PPC turns down Fairfax, Afrisam deal off
Published: 23 November 2017
South Africa-headquartered cement producer PPC Limited's board has rejected an offer by Fairfax Africa Investments to buy a stake in the company.

The rejection has basically put an end to a merger proposal between PPC and its rival AfriSam.

The PPC board announced yesterday that it will not recommend Fairfax partial offer to its shareholders.

The board members are not happy with Fairfax's offer to buy R2 billion of PPC ordinary shares at R5, 75 per share, which is significantly lower than the R8 to R10 fair value approved by shareholders.

"The independent board advises shareholders that, having completed its process of considering the terms and conditions of the partial offer, it has resolved not to recommend to shareholders that they accept the partial offer.

The independent board has reached this resolution taking into account various considerations including, amongst other things, the views of the independent expert, PPC's own valuation work, PPC forecasts and recent financial and business performance, the need for payment of a control premium, feedback from shareholders and the independent board's assessment of risks associated with the partial offer, said PPC in a notice.

"The independent expert, having considered two possible outcomes of the proposed merger (such being the proposed merger being implemented as opposed to the proposed merger not being implemented) is of the opinion that the partial offer, both in the context of the proposed merger as well as on a standalone basis, is not fair and reasonable.

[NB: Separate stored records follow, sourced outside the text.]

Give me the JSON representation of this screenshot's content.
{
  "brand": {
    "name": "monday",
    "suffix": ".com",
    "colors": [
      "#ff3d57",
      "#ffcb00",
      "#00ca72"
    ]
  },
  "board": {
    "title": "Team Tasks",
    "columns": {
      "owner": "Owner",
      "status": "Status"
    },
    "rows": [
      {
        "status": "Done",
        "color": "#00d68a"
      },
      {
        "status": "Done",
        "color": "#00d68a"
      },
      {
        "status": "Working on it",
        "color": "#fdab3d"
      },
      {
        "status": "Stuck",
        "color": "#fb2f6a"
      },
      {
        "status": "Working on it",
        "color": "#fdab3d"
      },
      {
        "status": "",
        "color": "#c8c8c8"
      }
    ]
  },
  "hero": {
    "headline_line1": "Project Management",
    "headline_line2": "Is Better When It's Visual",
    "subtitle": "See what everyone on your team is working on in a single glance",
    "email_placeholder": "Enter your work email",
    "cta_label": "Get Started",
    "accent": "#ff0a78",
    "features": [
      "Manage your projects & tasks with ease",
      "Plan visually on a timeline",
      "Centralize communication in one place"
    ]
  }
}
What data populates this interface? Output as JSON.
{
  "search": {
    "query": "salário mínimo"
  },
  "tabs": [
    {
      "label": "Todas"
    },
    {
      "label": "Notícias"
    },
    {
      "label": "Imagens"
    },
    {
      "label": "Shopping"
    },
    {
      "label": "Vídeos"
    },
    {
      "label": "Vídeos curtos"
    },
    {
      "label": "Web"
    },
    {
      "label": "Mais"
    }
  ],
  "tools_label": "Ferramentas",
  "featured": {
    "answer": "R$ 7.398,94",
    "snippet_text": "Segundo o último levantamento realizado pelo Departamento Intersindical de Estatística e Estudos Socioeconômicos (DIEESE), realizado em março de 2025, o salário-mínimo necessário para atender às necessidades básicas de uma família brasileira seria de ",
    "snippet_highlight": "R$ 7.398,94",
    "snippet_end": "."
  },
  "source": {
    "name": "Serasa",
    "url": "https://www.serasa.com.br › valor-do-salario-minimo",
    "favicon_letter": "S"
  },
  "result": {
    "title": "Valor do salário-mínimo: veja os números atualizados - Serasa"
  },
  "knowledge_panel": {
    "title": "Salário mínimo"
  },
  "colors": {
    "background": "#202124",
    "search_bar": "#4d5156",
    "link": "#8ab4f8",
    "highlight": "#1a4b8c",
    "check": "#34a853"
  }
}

"The independent board has today advised Fairfax that it will not be recommending the partial offer as required by the recommendation condition, and that PPC will not convene a general meeting of the shareholders for purposes of approving the proposed merger."

The PPC board also turned its back on a merger with AfriSam as it will not convene a meeting to approve the proposed merger.

Earlier PPC shareholders – who own about 25 percent of the cement producer – rejected the merger proposal saying it "undervalued the group," "undermined its growth potential."

The shareholders said PPC was better as a stand-alone company.